When social democrats and tankies unite
Superficially, it would be hard to digest the fact that social democrats and tankies sometimes unite against the libertarian far-left organisations. Such an example is apparent in Burma. However, according to Hal Draper’s two souls of socialism and the socialism from below, it’s apparent that both Stalinism and reformist social democracy are similar when it comes to their socialism from above politics.
The first publication by Burmese anarchists
Despite having a lot of challenges, anarchists in Burma are trying to setup proper federations where they could distance themselves from the elitist vanguard’s authoritarian tendencies. “Libertarian Marxism Myanmar” page serves its role as the frontline theoretical fortress against the authoritarian red fascism. The “Autonomists” telegram channel, where most anarchists share their localised political texts, has been created recently.
A few translated texts are being published by our anarchist comrades via a telegram channel named “The Autonomist”. The following are the translated contents:
- Democratic confederalism by Abdullah Ocalan
- Debbie Bookchin’s How My Father’s Ideas Helped the Kurds Create a New Democracy
- Some texts by David Graeber
- Some texts by Murray Bookchin
- Some articles from libcom.org
- The Politics of Revolution: Learning from Autonomist Marxism by Gary Kinsman
- Give up activism.
- Building Urban Autonomy: The Construction of a Communal Form of Life in Mexico City’s Peripheries by Sam Law
Personally, I’m motivated to compile or write about some books on “Left-wing uprisings against the Bolsheviks,” which include topics such as
- The struggle of the Kronstadt rebellion against the Bolsheviks
- The Struggle of the Revolutionary Insurgent Army of Ukraine
- Pitchfork uprising
- Tambov Rebellion
Also, as a libertarian communist who found a lot of aspirations in a Chinese Trotskyist leader Chen Duxiu and an Iranian Marxist leader Mansoor Hekmat, I’m also working hard to write about them in Burmese too.
Summing up, the anarchism in Burma used to be so shallow and got influenced by some western self-claiming rich anarchist academics with white saviour complexes.
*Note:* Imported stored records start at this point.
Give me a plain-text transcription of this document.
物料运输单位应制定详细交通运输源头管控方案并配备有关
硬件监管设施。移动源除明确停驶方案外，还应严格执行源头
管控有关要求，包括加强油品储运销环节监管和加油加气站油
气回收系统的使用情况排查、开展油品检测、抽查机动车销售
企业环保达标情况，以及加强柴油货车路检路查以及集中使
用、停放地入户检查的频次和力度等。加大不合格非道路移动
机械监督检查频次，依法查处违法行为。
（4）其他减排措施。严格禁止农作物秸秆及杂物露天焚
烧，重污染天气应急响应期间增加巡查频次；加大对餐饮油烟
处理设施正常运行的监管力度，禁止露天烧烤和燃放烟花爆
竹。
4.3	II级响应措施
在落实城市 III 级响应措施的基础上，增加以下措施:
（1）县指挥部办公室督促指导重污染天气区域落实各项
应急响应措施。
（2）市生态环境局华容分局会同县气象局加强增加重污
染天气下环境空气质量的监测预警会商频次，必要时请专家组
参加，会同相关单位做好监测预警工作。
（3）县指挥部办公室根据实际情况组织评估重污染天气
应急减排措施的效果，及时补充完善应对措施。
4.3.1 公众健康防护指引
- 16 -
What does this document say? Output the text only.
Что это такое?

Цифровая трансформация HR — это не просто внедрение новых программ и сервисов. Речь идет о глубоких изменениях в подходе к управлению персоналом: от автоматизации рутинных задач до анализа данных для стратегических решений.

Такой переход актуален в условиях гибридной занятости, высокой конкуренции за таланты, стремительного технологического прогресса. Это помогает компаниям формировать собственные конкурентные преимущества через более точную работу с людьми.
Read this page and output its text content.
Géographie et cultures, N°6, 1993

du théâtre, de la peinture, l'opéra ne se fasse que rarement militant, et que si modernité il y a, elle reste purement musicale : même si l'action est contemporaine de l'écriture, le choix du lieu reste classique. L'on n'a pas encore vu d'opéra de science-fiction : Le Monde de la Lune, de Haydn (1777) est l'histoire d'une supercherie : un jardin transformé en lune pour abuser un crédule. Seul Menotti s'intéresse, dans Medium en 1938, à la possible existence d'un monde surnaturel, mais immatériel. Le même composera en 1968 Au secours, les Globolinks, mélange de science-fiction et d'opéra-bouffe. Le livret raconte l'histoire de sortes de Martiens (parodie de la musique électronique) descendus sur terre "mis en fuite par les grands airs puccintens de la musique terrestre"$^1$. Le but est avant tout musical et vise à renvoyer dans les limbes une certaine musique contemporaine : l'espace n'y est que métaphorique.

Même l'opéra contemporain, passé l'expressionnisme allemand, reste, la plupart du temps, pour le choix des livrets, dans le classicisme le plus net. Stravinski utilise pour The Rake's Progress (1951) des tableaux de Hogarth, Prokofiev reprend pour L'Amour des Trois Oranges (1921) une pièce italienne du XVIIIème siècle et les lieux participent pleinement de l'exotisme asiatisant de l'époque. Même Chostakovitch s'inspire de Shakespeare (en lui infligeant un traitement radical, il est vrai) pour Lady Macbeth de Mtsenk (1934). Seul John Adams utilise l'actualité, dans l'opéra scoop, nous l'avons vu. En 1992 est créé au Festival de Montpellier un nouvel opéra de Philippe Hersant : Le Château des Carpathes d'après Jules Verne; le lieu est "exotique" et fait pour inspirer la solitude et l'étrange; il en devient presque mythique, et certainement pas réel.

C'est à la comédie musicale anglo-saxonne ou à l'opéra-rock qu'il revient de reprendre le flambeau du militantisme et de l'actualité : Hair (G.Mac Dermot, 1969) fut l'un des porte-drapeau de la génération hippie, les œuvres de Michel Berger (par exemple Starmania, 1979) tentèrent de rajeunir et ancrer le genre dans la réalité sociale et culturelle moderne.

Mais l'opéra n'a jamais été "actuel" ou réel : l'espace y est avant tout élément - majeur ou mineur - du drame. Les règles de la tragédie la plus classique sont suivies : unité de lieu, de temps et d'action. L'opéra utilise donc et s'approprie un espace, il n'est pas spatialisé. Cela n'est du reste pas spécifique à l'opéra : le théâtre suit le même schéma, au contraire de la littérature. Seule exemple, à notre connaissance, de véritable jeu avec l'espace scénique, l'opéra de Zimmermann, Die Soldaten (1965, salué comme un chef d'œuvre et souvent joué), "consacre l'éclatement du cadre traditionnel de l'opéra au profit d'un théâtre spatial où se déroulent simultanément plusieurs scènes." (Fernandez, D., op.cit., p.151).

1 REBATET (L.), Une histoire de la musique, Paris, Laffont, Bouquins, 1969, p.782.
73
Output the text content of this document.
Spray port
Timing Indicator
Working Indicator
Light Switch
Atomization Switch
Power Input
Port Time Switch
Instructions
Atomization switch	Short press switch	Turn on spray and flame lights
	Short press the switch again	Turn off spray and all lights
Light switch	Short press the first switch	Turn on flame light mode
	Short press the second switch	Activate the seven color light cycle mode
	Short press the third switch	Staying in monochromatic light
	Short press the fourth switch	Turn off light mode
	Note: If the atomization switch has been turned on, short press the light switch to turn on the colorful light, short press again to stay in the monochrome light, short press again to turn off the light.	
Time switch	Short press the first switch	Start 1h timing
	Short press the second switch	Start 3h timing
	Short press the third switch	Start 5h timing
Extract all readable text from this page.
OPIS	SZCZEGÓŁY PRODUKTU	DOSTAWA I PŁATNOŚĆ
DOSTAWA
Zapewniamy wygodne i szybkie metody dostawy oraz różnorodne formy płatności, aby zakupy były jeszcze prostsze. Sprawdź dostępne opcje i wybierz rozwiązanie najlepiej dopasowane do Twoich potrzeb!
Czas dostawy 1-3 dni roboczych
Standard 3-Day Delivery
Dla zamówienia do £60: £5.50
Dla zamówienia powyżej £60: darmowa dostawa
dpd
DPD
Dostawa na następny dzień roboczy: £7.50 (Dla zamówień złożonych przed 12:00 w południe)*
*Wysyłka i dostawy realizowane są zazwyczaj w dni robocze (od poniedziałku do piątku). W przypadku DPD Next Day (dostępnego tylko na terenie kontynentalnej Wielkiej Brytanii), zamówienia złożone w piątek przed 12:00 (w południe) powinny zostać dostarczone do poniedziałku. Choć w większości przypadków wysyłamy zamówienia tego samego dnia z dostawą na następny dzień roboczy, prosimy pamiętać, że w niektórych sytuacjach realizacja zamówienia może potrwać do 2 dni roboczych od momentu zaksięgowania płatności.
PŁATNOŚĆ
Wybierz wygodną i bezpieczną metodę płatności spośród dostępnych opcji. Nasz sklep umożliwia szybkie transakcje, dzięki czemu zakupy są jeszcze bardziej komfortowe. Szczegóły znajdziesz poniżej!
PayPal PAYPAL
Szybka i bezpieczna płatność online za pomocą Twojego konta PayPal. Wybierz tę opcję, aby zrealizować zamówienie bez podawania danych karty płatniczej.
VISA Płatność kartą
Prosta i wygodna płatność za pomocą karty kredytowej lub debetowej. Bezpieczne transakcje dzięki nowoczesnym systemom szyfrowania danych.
That’s why it was so reactionary and inefficient when it came to digesting the political values that are anti-authoritarian. Back then, some anarchists who managed to break their ties with the red fascists also ended up as individualist anarchists due to the lack of a proper historical understanding of anarchism.
The 2020s are the years where our generation of anarchists will have to try our best to produce learning materials for the historical understanding of anarchism and also further developments of contemporary anarchism. With my unusual confrontation against the left-wing authoritarian tendencies with this “Libertarian Marxism Myanmar” Facebook page, it was indeed a great thing that the properly educated anarchists in Burma got united despite belonging to different tendencies of anarchism. With our united struggle to produce more anarchist literature and organise mutual aid communities, it’s inevitable that there will be stronger anarchist tendencies in Burma for the next generation.
Links for Further Readings
H.N. Goshal – On the Present Political Situation in Burma and Our Task
In order to avoid personal conflicts, I only used the initials of names when I talked about unpopular Burmese (citizen) figures that I used as references.